Già il titolo sembra un paradosso, ma in effetti quello di cui voglio farvi partecipe è il ricordo di una vacanza tragicomica e al tempo stesso piena e viva di grande sentimento ed emozioni.
Torniamo indietro ad agosto 2007, poche settimane prima (l’11 luglio) era nato d’urgenza il mio secondo figlio, Pietro, in anticipo di un bel po’ rispetto alla data prevista, ma per fortuna tutto si era risolto bene.

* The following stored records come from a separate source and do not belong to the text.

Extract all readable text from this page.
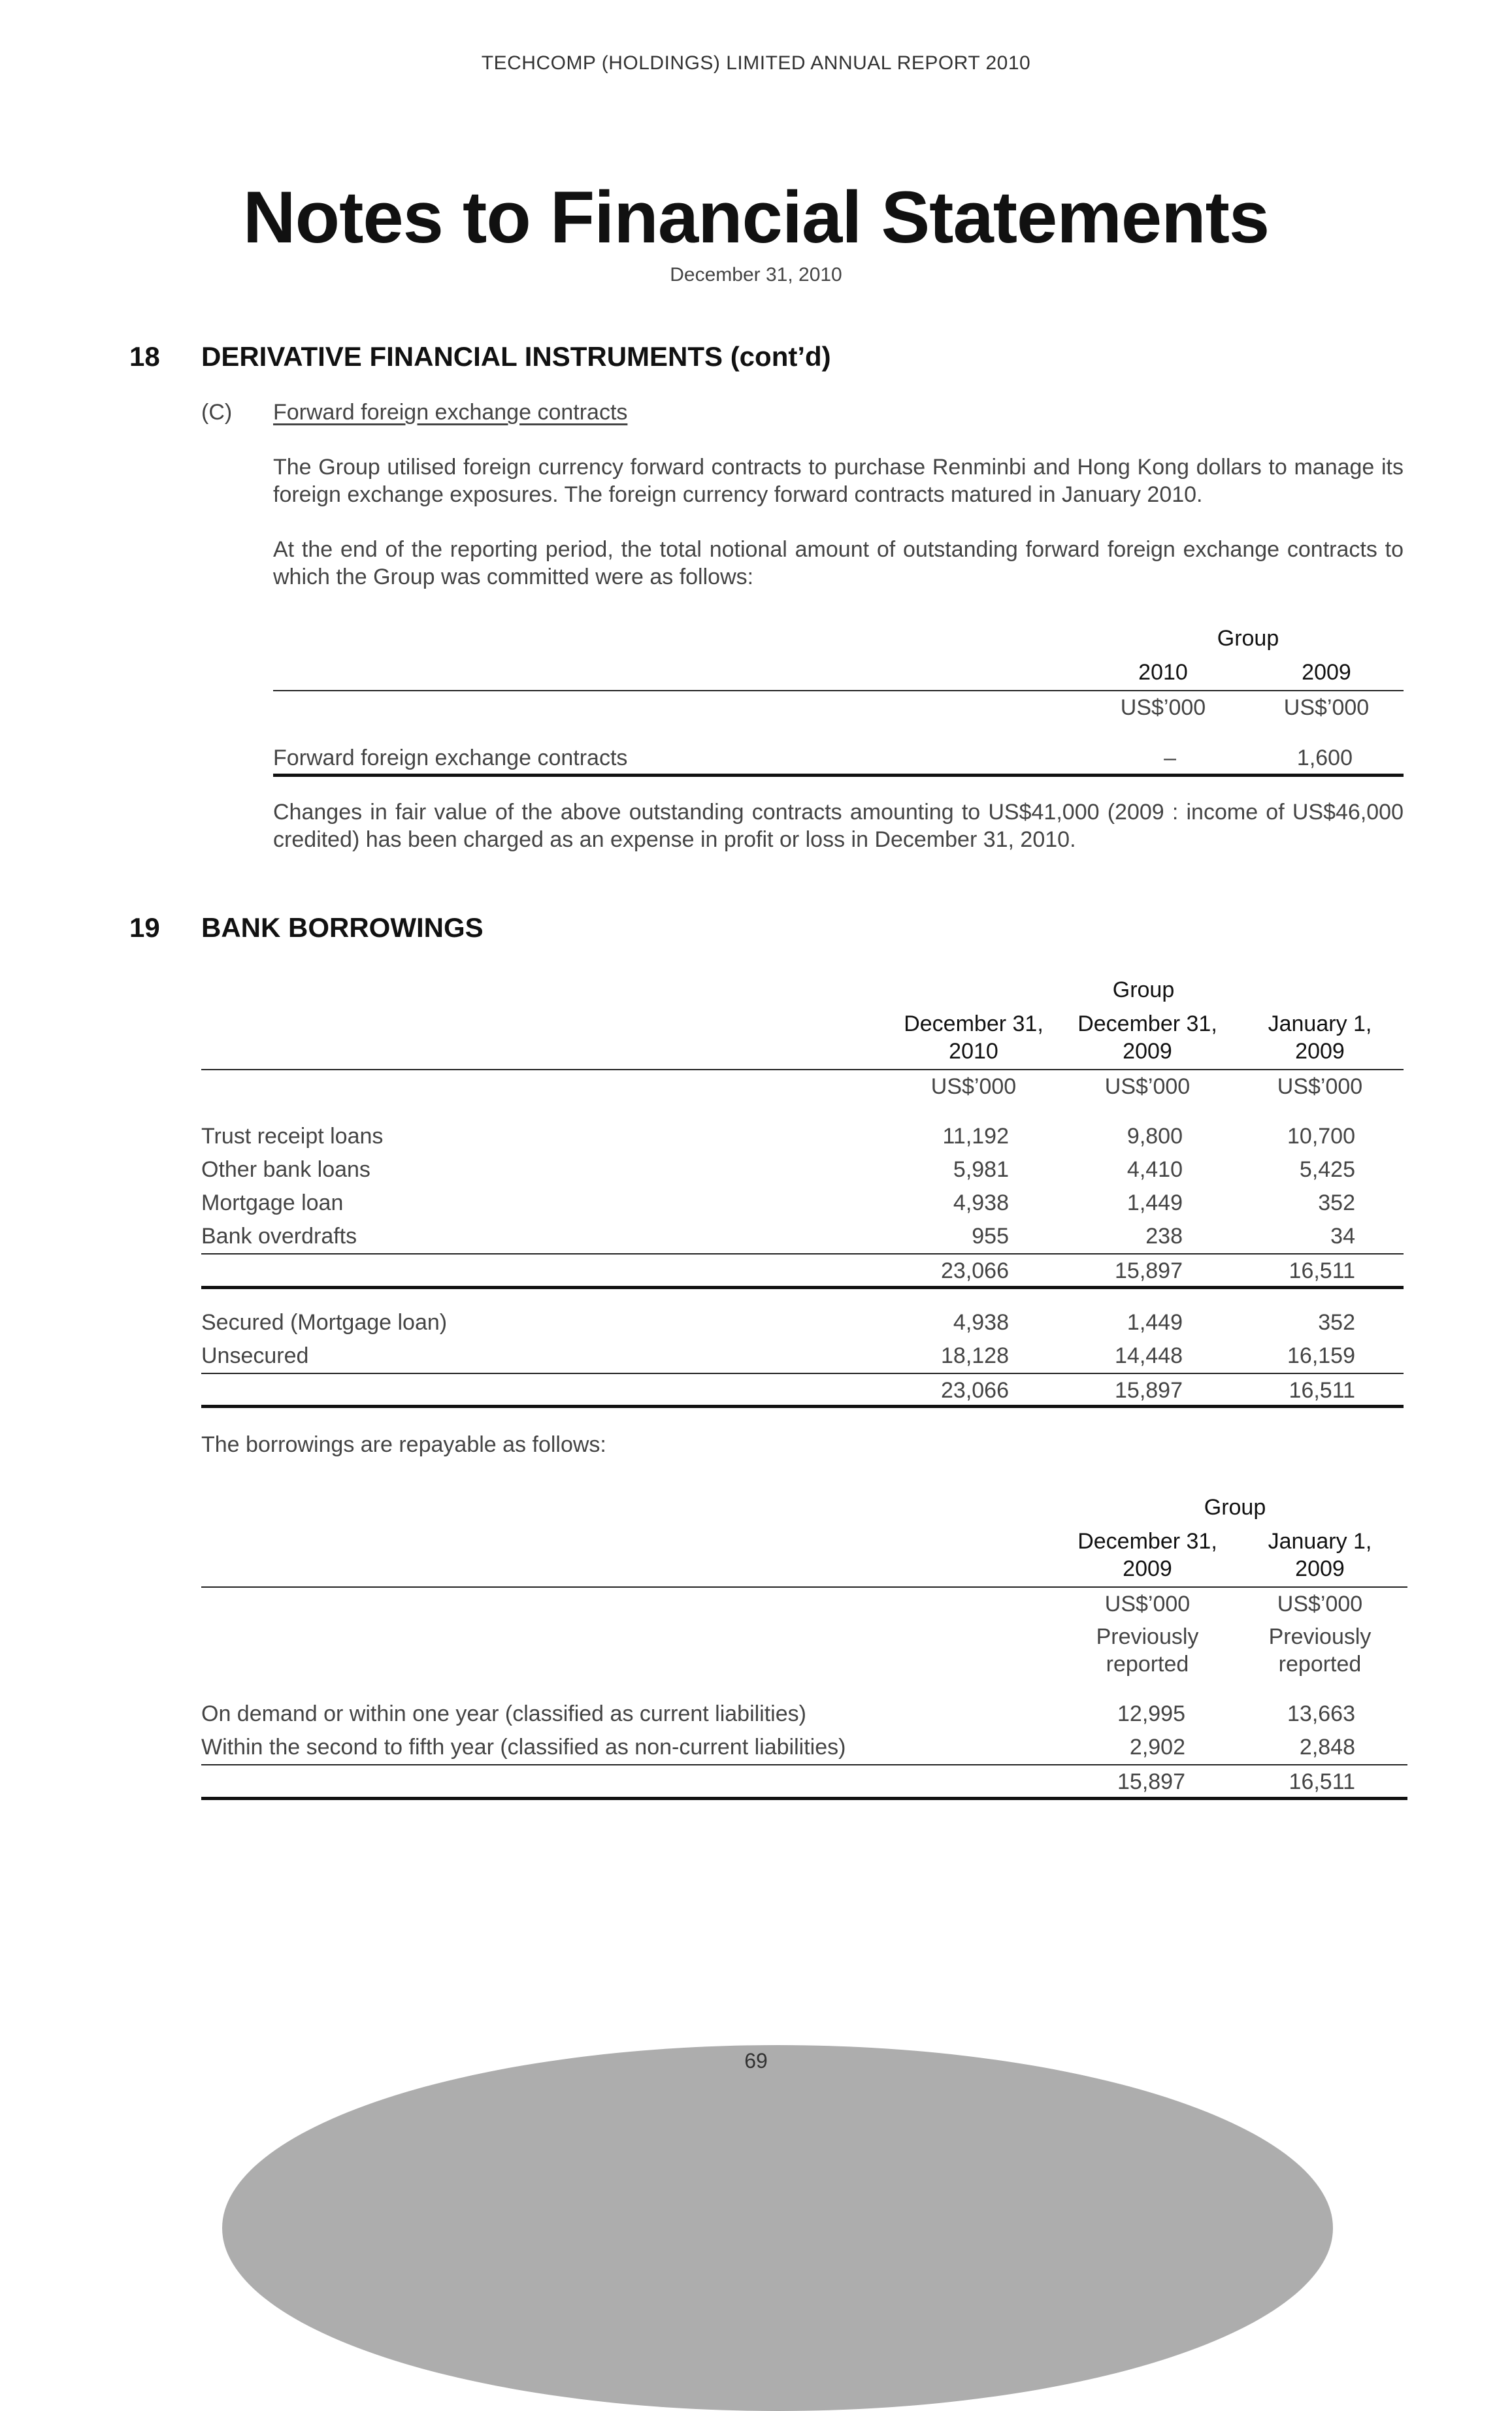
TECHCOMP (HOLDINGS) LIMITED ANNUAL REPORT 2010
Notes to Financial Statements
December 31, 2010
18 DERIVATIVE FINANCIAL INSTRUMENTS (cont’d)
(C) Forward foreign exchange contracts
The Group utilised foreign currency forward contracts to purchase Renminbi and Hong Kong dollars to manage its foreign exchange exposures. The foreign currency forward contracts matured in January 2010.
At the end of the reporting period, the total notional amount of outstanding forward foreign exchange contracts to which the Group was committed were as follows:
Group
2010	2009
US$’000	US$’000
Forward foreign exchange contracts	–	1,600
Changes in fair value of the above outstanding contracts amounting to US$41,000 (2009 : income of US$46,000 credited) has been charged as an expense in profit or loss in December 31, 2010.
19 BANK BORROWINGS
Group
December 31,
2010
December 31,
2009
January 1,
2009
US$’000	US$’000	US$’000
Trust receipt loans	11,192	9,800	10,700
Other bank loans	5,981	4,410	5,425
Mortgage loan	4,938	1,449	352
Bank overdrafts	955	238	34
23,066	15,897	16,511
Secured (Mortgage loan)	4,938	1,449	352
Unsecured	18,128	14,448	16,159
23,066	15,897	16,511
The borrowings are repayable as follows:
Group
December 31,
2009
January 1,
2009
US$’000	US$’000
Previously
reported
Previously
reported
On demand or within one year (classified as current liabilities)	12,995	13,663
Within the second to fifth year (classified as non-current liabilities)	2,902	2,848
15,897	16,511
69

Il consiglio dei medici era stato: “Appena fatti i controlli essenziali e iniziali, allontanatevi da questo caldo afoso cittadino”.
Ma come facevamo a partire il prima possibile? Avevamo appena comprato casa al mare perché ormai la famiglia era super-allargata con mamma, papà, Marta (di 3 anni), Pietro e Matilde e Leonida (i due gatti, al tempo di 4 anni), ma non era ancora arredata! Il mio scrupoloso ordine fatto presso quella famosa e amatissima azienda svedese che tutti conosciamo, prevedeva 40 giorni per la consegna e ciò voleva dire dover vivere da accampati per almeno una settimana prima che tutto fosse recapitato. Ma sì dai, ci siamo detti, si può fare, anche con un bimbo di 3 settimane.
Ed ecco così che grazie a due materassi sul pavimento, due elegantissimi scatoloni di appoggio sfruttati da comodini e un lettino pieghevole, abbiamo inaugurato la nostra casetta al mare. Certo eravamo un po’ accampati, ma era un inizio di vacanza bellissimo con il nuovo frugoletto tra le braccia che non faceva altro che mangiare e dormire e la sorellina felicissima di sguazzare tra le onde del mare e riempirsi di sabbia giocando a più non posso.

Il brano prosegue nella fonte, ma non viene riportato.